GUILLERMO ZAPIOLA
Sobrevive con mucha dignidad. Es lo menos que puede decirse de "Auge y caída del Tercer Reich", de William Shirer, la clásica historia del nazismo cuyo primer tomo, recientemente reeditado por Planeta, ha regresado a las librerías.
La publicación es oportuna, entre otras cosas, porque puede servir para reinvindicar a Shirer, un periodista e historiador que abrió caminos y que últimamente parecía un tanto arrinconado. No es infrecuente encontrar estudios más recientes sobre Hitler, el período nazi o la Segunda Guerra Mundial, en los que se alude a los dos abundantes volúmenes de Auge y caída como una suerte de reliquia, un texto que cumplió su función en su momento pero que está sobrepasado y cuya lectura resulta hoy casi inútil. Eso dista de ser cierto.
Por supuesto, el trabajo del norteamericano Shirer tiene ya medio siglo (la versión original en inglés salió a la venta por primera vez el 17 de octubre de 1960), y desde entonces otros autores han accedido a más documentación y aportado más elementos para entender el período. En ese momento había empero bastante menos (un par de espléndidos libros de Sir Hugh Trevor-Roper, comenzando por Los últimos días de Hitler en 1947; el amplio pero aquí y allá discutible Hitler, estudio de una tiranía de Alan Bullock, publicado en 1952). Shirer superó sin esfuerzo (bueno, en realidad le debe haber llevado mucho tiempo y mucha investigación) a esos ilustres antecedentes, y pudo proporcionar una vasta crónica, abarcadora y persuasiva, de una de las etapas más oscuras de la historia del siglo XX.

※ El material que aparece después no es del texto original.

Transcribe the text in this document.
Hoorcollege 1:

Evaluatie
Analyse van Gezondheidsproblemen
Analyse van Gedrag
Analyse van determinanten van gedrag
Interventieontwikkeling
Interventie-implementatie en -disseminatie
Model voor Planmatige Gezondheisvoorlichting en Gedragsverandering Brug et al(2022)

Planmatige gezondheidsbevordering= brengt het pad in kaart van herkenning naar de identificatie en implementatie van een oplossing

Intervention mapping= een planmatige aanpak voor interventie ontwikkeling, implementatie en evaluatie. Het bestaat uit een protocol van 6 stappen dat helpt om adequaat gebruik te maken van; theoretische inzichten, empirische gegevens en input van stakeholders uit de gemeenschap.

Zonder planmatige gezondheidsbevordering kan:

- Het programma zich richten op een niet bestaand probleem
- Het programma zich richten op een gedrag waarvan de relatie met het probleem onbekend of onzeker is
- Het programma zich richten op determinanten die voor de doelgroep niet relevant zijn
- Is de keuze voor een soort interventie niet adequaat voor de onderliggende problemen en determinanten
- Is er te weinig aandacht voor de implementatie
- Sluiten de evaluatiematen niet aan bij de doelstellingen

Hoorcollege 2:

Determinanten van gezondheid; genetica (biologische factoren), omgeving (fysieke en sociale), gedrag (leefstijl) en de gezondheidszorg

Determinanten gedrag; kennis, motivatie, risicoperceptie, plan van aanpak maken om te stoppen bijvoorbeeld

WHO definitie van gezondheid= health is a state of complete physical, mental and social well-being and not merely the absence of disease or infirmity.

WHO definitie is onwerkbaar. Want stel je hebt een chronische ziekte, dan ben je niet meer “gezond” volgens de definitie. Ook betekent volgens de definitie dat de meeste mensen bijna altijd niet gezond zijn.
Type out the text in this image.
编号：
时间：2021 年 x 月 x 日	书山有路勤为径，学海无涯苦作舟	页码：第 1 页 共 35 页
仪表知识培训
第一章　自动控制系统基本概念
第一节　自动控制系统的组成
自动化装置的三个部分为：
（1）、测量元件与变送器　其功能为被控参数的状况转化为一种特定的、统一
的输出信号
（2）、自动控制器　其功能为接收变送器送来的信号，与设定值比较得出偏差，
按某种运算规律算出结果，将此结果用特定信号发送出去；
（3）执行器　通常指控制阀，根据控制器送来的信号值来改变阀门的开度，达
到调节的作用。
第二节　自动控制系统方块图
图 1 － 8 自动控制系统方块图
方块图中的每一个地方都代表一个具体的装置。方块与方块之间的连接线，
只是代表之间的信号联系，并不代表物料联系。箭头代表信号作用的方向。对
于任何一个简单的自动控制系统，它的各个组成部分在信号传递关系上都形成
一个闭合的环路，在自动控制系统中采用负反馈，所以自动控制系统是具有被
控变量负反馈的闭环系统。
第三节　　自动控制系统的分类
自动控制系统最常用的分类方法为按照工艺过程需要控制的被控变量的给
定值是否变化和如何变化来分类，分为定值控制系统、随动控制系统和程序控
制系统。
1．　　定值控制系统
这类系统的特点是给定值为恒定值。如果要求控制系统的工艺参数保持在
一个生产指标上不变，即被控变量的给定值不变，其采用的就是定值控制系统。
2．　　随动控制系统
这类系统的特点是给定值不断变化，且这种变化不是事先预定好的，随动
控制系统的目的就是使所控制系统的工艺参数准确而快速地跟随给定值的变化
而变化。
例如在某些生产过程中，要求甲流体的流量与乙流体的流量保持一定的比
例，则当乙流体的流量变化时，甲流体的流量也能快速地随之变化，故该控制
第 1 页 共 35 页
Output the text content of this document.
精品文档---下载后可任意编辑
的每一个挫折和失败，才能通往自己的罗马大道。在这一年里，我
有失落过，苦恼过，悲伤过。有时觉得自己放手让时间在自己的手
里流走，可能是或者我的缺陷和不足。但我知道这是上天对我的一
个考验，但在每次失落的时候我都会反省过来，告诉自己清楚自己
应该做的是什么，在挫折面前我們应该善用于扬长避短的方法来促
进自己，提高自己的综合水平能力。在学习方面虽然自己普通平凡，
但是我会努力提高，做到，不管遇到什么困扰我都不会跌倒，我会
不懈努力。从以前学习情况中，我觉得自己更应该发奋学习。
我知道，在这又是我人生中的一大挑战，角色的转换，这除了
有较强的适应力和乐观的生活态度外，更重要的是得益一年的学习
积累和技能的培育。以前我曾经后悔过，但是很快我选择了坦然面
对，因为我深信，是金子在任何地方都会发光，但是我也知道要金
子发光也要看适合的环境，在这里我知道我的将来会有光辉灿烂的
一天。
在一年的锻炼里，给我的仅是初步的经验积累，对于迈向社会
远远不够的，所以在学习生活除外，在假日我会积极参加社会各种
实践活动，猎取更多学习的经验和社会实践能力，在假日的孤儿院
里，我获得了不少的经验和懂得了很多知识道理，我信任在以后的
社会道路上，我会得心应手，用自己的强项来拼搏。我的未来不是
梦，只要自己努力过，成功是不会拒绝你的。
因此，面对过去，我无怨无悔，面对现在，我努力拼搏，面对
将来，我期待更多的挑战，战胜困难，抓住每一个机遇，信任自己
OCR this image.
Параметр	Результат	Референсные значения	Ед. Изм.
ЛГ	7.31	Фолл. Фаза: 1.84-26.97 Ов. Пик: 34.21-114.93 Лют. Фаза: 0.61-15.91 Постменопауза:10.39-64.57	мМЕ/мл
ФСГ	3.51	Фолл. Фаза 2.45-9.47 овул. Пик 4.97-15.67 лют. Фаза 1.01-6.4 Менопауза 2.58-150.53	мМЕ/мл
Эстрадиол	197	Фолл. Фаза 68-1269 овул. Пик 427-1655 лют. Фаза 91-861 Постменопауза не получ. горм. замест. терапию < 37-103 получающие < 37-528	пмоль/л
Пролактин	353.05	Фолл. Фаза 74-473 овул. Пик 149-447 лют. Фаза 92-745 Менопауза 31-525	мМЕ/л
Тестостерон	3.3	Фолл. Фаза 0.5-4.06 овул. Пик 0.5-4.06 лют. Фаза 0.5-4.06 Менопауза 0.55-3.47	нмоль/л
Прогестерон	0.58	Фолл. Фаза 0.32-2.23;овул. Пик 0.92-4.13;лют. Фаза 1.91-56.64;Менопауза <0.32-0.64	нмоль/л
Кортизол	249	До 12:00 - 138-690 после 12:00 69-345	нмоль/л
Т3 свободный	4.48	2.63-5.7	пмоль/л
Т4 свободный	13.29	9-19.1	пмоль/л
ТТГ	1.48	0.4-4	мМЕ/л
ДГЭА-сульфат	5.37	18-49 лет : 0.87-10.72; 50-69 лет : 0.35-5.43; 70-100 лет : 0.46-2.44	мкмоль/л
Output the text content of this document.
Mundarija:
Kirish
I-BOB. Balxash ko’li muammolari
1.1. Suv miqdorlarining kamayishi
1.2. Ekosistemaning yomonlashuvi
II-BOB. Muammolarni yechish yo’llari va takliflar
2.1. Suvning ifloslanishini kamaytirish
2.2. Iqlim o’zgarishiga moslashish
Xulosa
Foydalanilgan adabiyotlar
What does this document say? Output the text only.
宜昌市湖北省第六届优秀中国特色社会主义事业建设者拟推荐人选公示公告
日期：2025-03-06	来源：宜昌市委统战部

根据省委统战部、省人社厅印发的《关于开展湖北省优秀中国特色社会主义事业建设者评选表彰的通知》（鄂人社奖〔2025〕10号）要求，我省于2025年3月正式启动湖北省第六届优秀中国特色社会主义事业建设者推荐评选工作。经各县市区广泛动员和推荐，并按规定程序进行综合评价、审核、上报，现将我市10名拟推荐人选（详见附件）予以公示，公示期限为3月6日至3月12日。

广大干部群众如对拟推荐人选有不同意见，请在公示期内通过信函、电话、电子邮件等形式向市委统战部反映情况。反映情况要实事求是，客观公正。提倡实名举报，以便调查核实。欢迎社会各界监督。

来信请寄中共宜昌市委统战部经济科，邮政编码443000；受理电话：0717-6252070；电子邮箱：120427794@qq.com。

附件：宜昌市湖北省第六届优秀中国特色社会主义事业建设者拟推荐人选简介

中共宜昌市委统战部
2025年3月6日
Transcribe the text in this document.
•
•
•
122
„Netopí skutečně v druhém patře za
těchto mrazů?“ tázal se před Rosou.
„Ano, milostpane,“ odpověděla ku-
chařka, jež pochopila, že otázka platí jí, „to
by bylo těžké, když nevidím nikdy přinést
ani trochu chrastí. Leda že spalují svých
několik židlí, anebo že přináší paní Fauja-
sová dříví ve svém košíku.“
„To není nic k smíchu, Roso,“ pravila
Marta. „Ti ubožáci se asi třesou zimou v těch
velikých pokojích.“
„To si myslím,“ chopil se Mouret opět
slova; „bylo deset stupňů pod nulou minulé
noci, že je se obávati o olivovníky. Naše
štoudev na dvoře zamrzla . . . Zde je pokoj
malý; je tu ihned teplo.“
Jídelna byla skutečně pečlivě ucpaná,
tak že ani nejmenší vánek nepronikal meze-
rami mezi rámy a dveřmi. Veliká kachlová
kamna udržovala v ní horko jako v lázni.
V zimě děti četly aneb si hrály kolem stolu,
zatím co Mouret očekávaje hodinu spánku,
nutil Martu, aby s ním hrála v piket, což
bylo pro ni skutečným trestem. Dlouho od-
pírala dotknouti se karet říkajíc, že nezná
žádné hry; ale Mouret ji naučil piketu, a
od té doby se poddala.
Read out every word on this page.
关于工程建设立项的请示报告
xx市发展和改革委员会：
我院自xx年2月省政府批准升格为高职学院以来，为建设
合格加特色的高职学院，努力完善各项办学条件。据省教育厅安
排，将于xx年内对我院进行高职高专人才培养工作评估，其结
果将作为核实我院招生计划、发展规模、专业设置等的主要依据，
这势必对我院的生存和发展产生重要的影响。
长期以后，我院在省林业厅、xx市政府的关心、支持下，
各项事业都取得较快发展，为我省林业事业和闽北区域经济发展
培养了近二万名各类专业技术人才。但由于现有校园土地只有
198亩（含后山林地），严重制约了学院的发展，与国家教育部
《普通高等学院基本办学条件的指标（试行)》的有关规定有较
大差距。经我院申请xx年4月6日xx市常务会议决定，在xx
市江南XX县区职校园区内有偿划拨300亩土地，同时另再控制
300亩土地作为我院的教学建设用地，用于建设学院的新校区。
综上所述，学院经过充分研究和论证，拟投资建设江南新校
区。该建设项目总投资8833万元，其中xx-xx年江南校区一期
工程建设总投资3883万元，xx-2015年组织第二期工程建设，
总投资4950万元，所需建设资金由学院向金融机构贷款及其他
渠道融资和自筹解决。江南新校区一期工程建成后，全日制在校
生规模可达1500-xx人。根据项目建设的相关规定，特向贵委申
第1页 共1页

Para ello dispuso de una abundancia de documentos alemanes requisados por los Aliados luego de la derrota del Reich, de los diarios de Joseph Goebbels, el general alemán Franz Halder y el ministro fascista Galeazzo Ciano, los testimonios de los juicios de Nuremberg, informes del Foreign Office británico, y su propia experiencia como periodista en Alemania en los años treinta, cuando trabajaba para United Press y CBS (en 1940, los nazis se hartaron de él y lo mandaron de vuelta a casa). Se trata, realmente, de mucho material, aunque autores posteriores, desde Ian Kershaw a John Toland, Marlitz Steiner, Michael Burleigh o Richard Evans, hayan podido beneficiarse de documentos que se conservaron en la hoy difunta República Democrática Alemana o la propia Unión Soviética, y que no estaban disponibles entonces.
Una de las acusaciones que se le ha hecho a veces a Shirer es su ausencia de un mejor análisis de las circunstancias históricas que condujeron al entronizamiento de Hitler ("Parece que el nazismo hubiera surgido de la nada", sostenía hace poco una distraída historiadora trotskista). La verdad es exactamente la contraria.
Shirer dedica un considerable espacio de este primer tomo a examinar los antecedentes del racismo y el antisemitismo germanos, que sabe rastrear retrocediendo hasta Martín Lutero y que amplía en la recepción que tuvieron en la Alemania del siglo XIX los trabajos de otros racistas famosos como el francés conde de Gobineau o el muy erudito, muy brillante y muy delirante pensador británico Houston Stewart Chamberlain, quien entre otras cosas fue yerno de Richard Wagner. De hecho, esa parte del libro, que conecta realmente a Hitler con todo un pasado de pensamiento germánico, es lo que ha molestado a más de un alemán.
Cincuenta años no pasan en vano, y algunos lunares del trabajo de Shirer se notan hoy más que hace medio siglo. Se le pueden discutir sin duda afirmaciones puntuales (la versión tradicional del incendio del Reichstag, que es la que el autor recoge, ha sido cuestionada con buenos argumentos por otros investigadores, entre ellos Toland), y cabría señalar igualmente que debió ser más crítico con algunas de las historias contadas por oficiales alemanes sobrevivientes acerca de la resistencia interna al nazismo: varios de esos militares, con el disfraz de memorias, lo que realmente escribieron fueron excusas.
Reparos irrelevantes, si se quiere. Shirer continúa proporcionando una lectura absorbente, casi siempre muy documentada, a veces incluso con el toque personal del periodista "que estuvo ahí" (de pronto el autor se pone en escena y cuenta, por ejemplo, un cruce de miradas con Hitler en persona). Esa condición periodística es uno de sus méritos: aunque los historiadores académicos se enojen, los periodistas suelen escribir mejor historia "para todo el mundo" (no sólo para otros académicos) que ellos mismos. Shirer es un buen ejemplo de ello.